The conflict and differences, he assesses, were enormous, and there was no room for political dialogue.
“It was either for that situation to continue or for a powerful military force to intervene,” Muhaxhiri believes.
The beginning of the end of Serbian administration
Historian Aleksandar Gudzic told Kosovo Online that Serbs view the bombing as the beginning of suffering that continues to this day, while for Albanians it represents the final phase of the struggle to establish Kosovo’s statehood.
“Serbs see this event as the beginning of an aggression that later ended with the Military-Technical Agreement, the arrival of international forces, the start of the expulsion of Serbs from Kosovo, the displacement of 250,000 Serbs, and the removal of Serbs from almost all urban centers in Kosovo and Metohija. Kosovo Albanians view the very start of the bombing as the final phase of the struggle to separate from Serbia. They see that event as the beginning of the end of Serbian administration in this area,” Gudzic says.
Diverging views among Serbs and Albanians were also recorded by Kosovo Online reporters in North Mitrovica and Pristina.
“It was terrible—we didn’t know who to fear: the shells or the KLA. We fled with nothing. It didn’t bring good to anyone. But what could we do—it happened, and perhaps it could have been different, but it wasn’t,” said Zorica Tapuskovic, who was forced to leave her home in the village of Kovrage.
In Pristina, the sentiment is different.
“We remember that day as salvation for us—that’s how it is seen in Kosovo,” said Mirsad Krasniqi from Pristina.
The Beginning of Hardships That Serbs Still Face Today
According to Bojan Arbutina, Acting Director of the Museum of Genocide Victims in Belgrade, Serbian collective memory of the bombing is unified—marked by fear, despair, and a profound sense of injustice, particularly among the population in Kosovo and Metohija.
Following the end of the intervention, he notes, the Kumanovo Agreement was signed, marking the beginning of many of the challenges that persist to this day.
“Ask any member of our people what their memories are, and they will be tragic, cautionary memories that must not be forgotten. There is material evidence everywhere—from Belgrade and Nis to Podgorica—ruined buildings that still stand as a reminder of what the majority of European NATO member states did to one nation during the 78 days of aggression against the FRY,” Arbutina said.
According to the Serbian Ministry of Defence, 2,500 civilians were killed during the NATO bombing, including 89 children, as well as 1,031 members of the army and police. Around 6,000 civilians were wounded, including 2,700 children, along with 5,173 military and police personnel.

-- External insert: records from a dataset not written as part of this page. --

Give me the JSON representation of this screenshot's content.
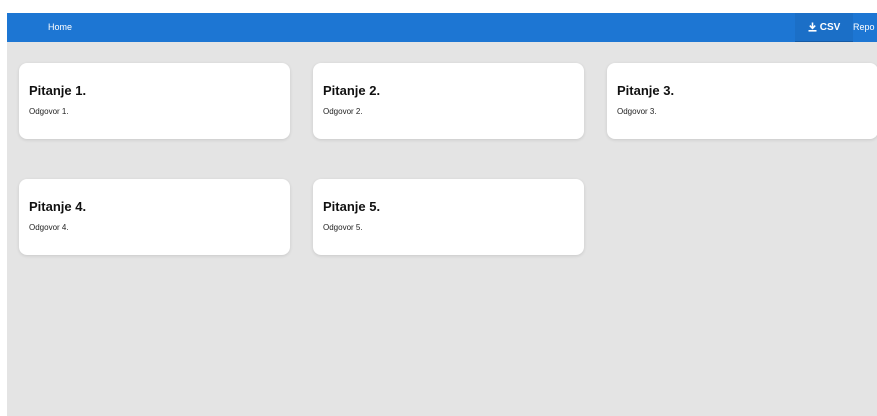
{
  "navbar": {
    "home_label": "Home",
    "csv_label": "CSV",
    "csv_icon": "download-icon",
    "reports_label": "Repo"
  },
  "cards": [
    {
      "title": "Pitanje 1.",
      "answer": "Odgovor 1."
    },
    {
      "title": "Pitanje 2.",
      "answer": "Odgovor 2."
    },
    {
      "title": "Pitanje 3.",
      "answer": "Odgovor 3."
    },
    {
      "title": "Pitanje 4.",
      "answer": "Odgovor 4."
    },
    {
      "title": "Pitanje 5.",
      "answer": "Odgovor 5."
    }
  ]
}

NATO Intervention Deepened the Crisis
Austrian peace activist David Stockinger points out that the NATO intervention violated international law, the UN Charter, and the principle of the inviolability of borders.
“This was a key turning point, marking the replacement of international law with the rule of force,” Stockinger said.
He also recalled that NATO politicians, primarily Germany and the United States, justified the war against the FRY by citing a humanitarian catastrophe.
“There is no doubt that crimes were committed on all sides in Kosovo, but fundamentally it was about something else. This was used as justification for a geopolitical war aimed at establishing a new world order in the Balkans,” Stockinger emphasized, concluding that the NATO intervention did not resolve the region’s open issues but instead deepened the crisis.